En muchas otras ocasiones; a eso de las tres o cuatro de la madrugada, después de haber pasado el día bebiéndose el dinero que le quitaba a su mujer, y que ella se había procurado mendigando por las calles, (teniendo algunas veces que prostituirse para conseguirlo); llegaba azotando la puerta. Se detenía entonces bajo el marco, y; como si buscase algo, paseaba una rápida mirada por la pequeña habitación, compuesta únicamente de una mesita de madera, una estufa, unos cuantos utensilios de cocina y un tapete que hacía las veces de cama y sobre el cual, dormían dos pequeñitas; hijas de la mujer.
Sofía, la mayor, que acababa de cumplir los ocho años, en vano intentaba consolar a la pequeña Diana, que aún no cumplía los dos, y que había despertado a causa del portazo, poniéndose a llorar. Era visible que el llanto de la niña irritaba extraordinariamente sus nervios de loco.

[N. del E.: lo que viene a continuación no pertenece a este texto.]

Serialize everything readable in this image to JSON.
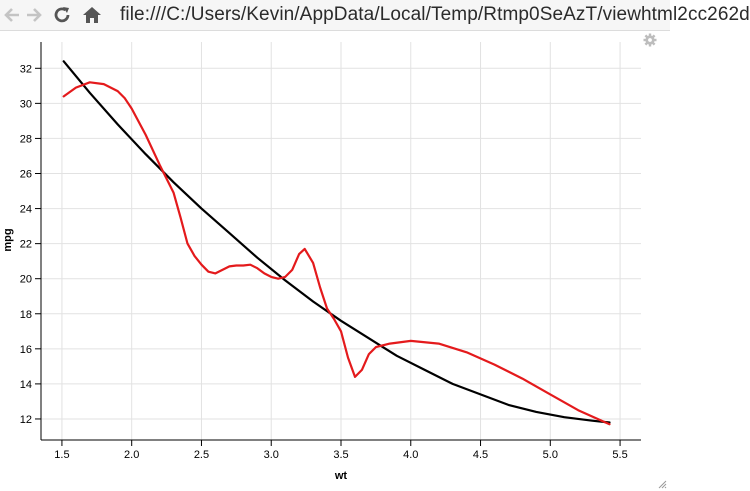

Entonces; como un autentico demonio entraba lanzándose sobre la criatura, profiriendo maldiciones y dando de gritos. Su voz repugnante y destemplada, parecía más bien estar mezclada con otras muchas voces igualmente repulsivas. Espantada, lloraba Diana con más fuerza, mientras Sofía la abrazaba recibiendo sobre su pequeña espalda los golpes que aquel miserable le asestaba, produciendo severas laceraciones con un cable trenzado, que para ese propósito había siempre colgado de un clavo; en la parte superior de la pared.
En su rostro podía apreciarse el gozo que experimentaba en azotar a la pequeña; sus ojos ardían como carbones encendidos y sonreía cínicamente lleno de un diabólico placer al escuchar sus gritos. Luego de golpearla salvajemente, las sacaba a la calle sin más con que cubrirse que una cobijita que, ya desgastada por el uso difícilmente les protegía del frío. La mujer, que permanecía impasible ante tal espectáculo; sentada sobre el suelo en una esquina de la habitación, agachada la cabeza, se tapaba las orejas con las manos. Él; regresaba al cuarto tambaleándose, articulando con dificultad palabras ininteligibles, completamente satisfecho de su innoble acción y cerrando tras de sí la puerta; se echaba cuan largo era, resoplando pesadamente como una bestia sobre el piso; llenando el cuartucho de una atmósfera alcohólica y pestilente.
Las dos pequeñitas hubieron de pasar muchas noches afuera, en las que el viento secaba una sobre otra, lágrimas de tristeza y desesperación. Diana se quedaba al fin dormida en los brazos de su hermanita mientras ella le decía: «no llores chiquita, yo te voy a cuidar».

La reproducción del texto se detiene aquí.